Week 7 (Midterm July 29 - August 2):

  • Checking up ru-uk bidix

Deliverable #2: updated bidix

Week 8:

  • Start working on ru-uk transfer rules

Week 9:

  • Continue working on ru-uk transfer rules

Week 10:

  • Continue working on ru-uk transfer rules

Week 11:

  • Checking up ru-uk transfer rules

Deliverable #3: updated ru-uk transfer rules

Week 12:

  • testvocing

Week 13:

  • testvocing

Project completion (September 16 - September 23)

Final evaluation (September23- September 27)

List your skills and give evidence of your qualifications

I am on the 4th (last but one) year of the spetsialist (специалист, russian degree between Bachelor's and Master's) degree in Computer Science and Engineering at the Institute of Management and Information Technologies of the Saint Petersburg State Polytechnical University (Russia).

I am native speaker of Russian. As Ukrainian is close to Russian I can understand it. Also I am able to find out morphological and syntactical peculiarities of Ukrainian.

Programming skills: C, C++, C# and .NET, Matlab, Python, git. I am ready to learn Perl (if necessary).

In the institute I had courses of Machine Learning and Automata Theory. I think knowledge of them will help me to understand Apertium more deep, especially Finite State Transducers. Also I have done some works concerned NLP during my studies. As a course paper of Machine Learning discipline I wrote text attribution program in Matlab based on Bag of Words approach and machine learning algorithms (using libraries randomforest-matlab by Abhishek Jaiantilal and libsvm). As a course paper of Machine Vision discipline I wrote C# program for image classification based on Bag of Words model and SVM algorithm (using EmguCV – C# wrapper of OpenCV).

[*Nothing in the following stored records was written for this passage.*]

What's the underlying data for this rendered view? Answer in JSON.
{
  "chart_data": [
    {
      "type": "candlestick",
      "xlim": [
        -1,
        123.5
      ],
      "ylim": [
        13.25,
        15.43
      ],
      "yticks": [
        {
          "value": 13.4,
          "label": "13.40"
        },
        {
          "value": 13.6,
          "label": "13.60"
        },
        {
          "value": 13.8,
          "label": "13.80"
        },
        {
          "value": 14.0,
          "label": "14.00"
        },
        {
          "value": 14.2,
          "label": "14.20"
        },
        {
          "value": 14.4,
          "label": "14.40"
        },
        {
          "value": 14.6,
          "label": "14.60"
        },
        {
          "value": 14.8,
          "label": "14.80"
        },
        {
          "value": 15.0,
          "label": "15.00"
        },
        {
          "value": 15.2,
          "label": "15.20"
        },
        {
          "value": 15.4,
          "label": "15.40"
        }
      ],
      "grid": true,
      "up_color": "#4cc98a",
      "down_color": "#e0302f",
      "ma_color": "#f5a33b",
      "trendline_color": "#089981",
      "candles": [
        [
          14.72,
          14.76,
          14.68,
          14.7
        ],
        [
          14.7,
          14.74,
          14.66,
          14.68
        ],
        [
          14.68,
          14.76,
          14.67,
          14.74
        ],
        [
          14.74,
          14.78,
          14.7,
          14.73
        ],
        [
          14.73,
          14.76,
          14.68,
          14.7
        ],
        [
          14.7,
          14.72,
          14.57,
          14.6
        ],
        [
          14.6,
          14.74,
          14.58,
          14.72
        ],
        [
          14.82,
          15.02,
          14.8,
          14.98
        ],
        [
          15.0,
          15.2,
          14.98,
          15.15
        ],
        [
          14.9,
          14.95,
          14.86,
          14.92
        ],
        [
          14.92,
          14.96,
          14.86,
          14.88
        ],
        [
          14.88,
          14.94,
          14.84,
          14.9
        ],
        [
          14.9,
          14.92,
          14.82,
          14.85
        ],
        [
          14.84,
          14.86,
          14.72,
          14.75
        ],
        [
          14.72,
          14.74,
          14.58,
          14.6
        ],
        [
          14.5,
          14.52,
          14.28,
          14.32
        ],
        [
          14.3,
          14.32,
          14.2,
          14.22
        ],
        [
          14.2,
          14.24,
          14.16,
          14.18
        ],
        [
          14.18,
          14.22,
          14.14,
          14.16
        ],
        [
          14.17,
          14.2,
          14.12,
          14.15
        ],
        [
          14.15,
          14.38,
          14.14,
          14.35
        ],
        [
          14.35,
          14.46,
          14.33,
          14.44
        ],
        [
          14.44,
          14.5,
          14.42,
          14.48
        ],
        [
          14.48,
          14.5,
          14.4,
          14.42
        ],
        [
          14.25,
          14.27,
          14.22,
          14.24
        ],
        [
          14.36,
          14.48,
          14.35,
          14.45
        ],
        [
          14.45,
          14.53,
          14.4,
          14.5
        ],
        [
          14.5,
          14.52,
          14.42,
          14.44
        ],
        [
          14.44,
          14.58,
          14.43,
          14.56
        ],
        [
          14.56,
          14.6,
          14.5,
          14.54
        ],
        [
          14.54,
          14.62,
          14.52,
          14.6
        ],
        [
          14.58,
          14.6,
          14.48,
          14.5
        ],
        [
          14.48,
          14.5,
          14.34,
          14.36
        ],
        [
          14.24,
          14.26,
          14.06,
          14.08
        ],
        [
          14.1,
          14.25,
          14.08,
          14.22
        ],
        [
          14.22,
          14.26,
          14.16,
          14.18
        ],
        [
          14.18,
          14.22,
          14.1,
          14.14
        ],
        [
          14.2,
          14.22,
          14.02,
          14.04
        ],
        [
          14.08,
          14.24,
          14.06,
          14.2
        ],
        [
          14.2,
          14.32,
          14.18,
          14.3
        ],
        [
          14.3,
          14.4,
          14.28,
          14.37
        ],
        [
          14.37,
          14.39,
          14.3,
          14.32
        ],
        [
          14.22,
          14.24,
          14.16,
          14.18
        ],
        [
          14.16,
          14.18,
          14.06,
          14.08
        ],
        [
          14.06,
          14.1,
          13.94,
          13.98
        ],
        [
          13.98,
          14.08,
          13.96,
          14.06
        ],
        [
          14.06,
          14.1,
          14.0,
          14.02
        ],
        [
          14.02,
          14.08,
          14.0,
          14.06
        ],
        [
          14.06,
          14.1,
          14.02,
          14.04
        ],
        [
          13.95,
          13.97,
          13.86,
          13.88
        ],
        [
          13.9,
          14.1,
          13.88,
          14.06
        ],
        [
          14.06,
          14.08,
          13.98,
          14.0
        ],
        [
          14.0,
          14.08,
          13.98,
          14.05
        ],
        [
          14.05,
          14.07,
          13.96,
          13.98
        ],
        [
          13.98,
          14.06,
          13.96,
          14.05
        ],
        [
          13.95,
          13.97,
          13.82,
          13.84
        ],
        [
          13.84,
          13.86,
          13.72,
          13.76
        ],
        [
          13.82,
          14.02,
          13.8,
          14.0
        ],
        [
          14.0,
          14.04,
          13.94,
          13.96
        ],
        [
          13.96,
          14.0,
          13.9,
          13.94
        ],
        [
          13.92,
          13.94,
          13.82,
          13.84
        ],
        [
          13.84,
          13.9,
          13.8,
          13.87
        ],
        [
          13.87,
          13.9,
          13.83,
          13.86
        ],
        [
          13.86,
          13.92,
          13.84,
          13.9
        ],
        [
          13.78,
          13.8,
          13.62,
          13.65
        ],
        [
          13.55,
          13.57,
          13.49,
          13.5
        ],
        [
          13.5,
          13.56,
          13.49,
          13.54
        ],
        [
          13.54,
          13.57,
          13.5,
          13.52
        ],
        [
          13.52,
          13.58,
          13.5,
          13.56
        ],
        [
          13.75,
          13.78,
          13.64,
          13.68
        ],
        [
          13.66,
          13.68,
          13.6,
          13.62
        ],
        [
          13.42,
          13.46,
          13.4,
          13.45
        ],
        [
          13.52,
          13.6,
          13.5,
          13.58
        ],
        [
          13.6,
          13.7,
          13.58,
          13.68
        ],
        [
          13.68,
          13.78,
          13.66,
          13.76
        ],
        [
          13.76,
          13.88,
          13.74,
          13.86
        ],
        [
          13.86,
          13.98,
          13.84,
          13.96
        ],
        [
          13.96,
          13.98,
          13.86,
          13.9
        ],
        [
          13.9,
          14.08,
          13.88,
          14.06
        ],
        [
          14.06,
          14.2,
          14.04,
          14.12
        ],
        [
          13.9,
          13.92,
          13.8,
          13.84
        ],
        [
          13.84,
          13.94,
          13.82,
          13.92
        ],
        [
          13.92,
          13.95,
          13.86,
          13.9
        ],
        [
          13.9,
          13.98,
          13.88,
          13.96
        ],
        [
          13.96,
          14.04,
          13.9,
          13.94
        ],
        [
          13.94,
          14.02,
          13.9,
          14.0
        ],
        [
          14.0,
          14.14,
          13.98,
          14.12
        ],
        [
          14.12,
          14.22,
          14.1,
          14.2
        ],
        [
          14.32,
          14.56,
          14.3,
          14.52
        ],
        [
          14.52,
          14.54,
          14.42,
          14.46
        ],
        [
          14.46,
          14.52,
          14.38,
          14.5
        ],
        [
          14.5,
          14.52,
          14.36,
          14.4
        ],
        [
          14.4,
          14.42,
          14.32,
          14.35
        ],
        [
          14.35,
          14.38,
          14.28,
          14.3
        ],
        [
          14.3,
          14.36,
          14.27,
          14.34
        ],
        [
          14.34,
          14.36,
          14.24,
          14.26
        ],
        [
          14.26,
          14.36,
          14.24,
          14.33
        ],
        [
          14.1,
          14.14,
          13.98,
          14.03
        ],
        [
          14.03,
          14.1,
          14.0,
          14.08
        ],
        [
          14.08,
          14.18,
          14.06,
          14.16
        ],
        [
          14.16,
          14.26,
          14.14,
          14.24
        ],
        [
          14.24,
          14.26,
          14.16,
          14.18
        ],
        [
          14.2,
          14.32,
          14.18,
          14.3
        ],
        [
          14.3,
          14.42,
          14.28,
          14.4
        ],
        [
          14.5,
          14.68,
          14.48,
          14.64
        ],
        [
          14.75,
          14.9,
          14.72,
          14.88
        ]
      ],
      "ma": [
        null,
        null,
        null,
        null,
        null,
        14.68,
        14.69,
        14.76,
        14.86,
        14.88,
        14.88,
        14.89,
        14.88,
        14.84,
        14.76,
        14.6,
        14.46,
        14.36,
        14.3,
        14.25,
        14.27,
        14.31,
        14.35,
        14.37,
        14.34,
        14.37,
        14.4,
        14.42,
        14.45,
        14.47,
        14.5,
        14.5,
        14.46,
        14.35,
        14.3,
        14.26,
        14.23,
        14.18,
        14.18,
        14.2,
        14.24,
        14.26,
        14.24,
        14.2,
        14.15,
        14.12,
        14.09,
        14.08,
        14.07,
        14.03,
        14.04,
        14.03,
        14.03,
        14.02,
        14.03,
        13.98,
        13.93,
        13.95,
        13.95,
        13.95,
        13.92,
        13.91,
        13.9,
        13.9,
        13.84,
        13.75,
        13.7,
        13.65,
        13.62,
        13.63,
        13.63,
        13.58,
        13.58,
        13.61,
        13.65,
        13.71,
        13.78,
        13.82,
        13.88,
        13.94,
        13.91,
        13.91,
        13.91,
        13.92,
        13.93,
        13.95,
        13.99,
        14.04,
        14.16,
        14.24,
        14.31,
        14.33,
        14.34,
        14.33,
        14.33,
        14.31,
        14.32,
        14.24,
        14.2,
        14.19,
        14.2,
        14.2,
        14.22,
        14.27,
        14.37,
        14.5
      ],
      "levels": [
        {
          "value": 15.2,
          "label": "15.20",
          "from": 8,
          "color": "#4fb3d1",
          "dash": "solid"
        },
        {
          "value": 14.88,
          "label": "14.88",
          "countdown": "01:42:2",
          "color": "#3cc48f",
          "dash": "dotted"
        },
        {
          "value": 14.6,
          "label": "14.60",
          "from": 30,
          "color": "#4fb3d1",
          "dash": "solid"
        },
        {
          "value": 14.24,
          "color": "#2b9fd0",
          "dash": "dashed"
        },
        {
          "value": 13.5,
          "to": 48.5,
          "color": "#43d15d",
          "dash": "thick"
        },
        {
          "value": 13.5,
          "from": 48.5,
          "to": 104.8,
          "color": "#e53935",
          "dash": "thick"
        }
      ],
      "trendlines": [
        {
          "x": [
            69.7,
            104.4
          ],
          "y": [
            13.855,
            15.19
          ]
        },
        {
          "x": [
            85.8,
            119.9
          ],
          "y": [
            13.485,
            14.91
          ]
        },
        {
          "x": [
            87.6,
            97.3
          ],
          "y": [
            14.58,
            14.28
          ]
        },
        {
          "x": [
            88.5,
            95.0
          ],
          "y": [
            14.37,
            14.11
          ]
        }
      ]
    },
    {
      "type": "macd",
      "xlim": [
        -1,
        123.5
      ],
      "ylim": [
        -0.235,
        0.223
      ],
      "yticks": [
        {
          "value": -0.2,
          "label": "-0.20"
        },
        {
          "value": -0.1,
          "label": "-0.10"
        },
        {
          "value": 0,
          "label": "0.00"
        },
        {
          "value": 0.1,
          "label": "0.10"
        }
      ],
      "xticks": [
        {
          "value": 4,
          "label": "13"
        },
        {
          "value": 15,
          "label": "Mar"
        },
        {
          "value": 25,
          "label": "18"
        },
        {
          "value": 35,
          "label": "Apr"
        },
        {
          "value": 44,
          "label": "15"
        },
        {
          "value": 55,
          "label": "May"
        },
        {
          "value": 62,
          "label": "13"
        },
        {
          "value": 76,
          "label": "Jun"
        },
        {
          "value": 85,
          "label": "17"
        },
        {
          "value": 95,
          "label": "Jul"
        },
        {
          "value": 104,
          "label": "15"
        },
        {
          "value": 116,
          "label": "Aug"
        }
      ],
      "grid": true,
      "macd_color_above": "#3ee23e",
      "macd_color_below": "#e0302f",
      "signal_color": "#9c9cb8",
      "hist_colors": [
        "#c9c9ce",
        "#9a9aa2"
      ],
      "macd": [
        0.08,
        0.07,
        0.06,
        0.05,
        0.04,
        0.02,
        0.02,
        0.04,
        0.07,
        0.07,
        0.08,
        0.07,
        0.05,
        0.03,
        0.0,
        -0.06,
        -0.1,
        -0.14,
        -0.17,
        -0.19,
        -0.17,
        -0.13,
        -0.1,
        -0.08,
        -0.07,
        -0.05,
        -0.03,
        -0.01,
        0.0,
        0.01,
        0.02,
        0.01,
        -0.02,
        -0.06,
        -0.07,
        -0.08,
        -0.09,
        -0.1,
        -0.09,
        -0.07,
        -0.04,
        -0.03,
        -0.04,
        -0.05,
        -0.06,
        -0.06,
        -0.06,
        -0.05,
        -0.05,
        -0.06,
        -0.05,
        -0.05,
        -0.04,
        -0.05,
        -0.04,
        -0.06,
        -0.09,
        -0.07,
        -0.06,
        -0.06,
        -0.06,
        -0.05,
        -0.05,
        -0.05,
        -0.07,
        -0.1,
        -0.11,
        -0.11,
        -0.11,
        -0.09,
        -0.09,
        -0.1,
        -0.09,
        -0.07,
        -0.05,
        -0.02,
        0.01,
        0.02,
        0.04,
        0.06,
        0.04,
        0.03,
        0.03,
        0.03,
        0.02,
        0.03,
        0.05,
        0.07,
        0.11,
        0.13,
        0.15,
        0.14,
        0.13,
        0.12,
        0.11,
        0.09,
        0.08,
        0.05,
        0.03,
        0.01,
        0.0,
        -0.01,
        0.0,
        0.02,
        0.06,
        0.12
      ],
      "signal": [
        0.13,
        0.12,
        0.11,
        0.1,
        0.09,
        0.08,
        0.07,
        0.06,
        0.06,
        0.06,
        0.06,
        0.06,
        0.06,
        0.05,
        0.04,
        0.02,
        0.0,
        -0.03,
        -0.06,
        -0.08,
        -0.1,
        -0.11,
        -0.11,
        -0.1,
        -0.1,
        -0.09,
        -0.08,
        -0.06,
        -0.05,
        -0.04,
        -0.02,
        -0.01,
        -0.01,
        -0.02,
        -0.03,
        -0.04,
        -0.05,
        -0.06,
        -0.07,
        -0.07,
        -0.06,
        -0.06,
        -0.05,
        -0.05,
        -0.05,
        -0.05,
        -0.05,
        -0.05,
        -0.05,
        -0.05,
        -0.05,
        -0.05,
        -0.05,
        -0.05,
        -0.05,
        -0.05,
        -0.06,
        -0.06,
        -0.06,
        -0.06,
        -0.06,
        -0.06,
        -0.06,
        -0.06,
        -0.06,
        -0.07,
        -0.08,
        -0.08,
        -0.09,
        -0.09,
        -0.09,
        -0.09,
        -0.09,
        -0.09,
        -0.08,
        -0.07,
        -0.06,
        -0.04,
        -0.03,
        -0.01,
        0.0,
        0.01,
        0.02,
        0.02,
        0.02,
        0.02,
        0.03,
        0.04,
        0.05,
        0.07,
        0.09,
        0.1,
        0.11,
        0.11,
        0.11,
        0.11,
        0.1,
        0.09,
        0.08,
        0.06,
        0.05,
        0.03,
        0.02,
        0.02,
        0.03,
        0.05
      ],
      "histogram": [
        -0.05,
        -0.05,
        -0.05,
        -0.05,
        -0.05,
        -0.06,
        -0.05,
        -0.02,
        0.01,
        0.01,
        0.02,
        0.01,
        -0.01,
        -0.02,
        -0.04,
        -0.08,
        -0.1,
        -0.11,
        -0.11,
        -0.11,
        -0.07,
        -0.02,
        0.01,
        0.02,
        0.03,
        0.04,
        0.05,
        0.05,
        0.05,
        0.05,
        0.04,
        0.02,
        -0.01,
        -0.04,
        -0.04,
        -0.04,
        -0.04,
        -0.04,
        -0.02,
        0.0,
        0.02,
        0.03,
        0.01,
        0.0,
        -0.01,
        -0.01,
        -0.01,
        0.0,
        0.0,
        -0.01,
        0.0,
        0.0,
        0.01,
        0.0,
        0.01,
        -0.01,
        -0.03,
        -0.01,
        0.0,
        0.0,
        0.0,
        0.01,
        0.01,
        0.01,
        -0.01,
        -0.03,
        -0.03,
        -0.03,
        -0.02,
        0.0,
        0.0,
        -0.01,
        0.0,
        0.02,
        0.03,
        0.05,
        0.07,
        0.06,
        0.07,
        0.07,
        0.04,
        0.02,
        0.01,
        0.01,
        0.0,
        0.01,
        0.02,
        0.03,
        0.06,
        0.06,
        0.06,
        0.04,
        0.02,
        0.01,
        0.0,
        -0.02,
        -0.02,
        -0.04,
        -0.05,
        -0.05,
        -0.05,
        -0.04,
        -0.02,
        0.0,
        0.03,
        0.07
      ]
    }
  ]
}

During last year I worked in company Mallenom Systems attached to our institute as a tester in 2 projects: traffic simulation system Road Manager and program complex Automated rolling stock car identification system ARSCIS. This job gave me team-working skills, knowledge of such a great program as git and helped me to look at the programmers’ job “from the other side of the barricade”.

List any non-Summer-of-Code plans you have for the Summer

I have no non-GSoC plans for the summer and can contribute from 30 to 40 hours a week. However I have exams in the institute from the 3d of June till the 21st of June, and the next term starts at the 2nd of September. So I will start the community bonding period earlier.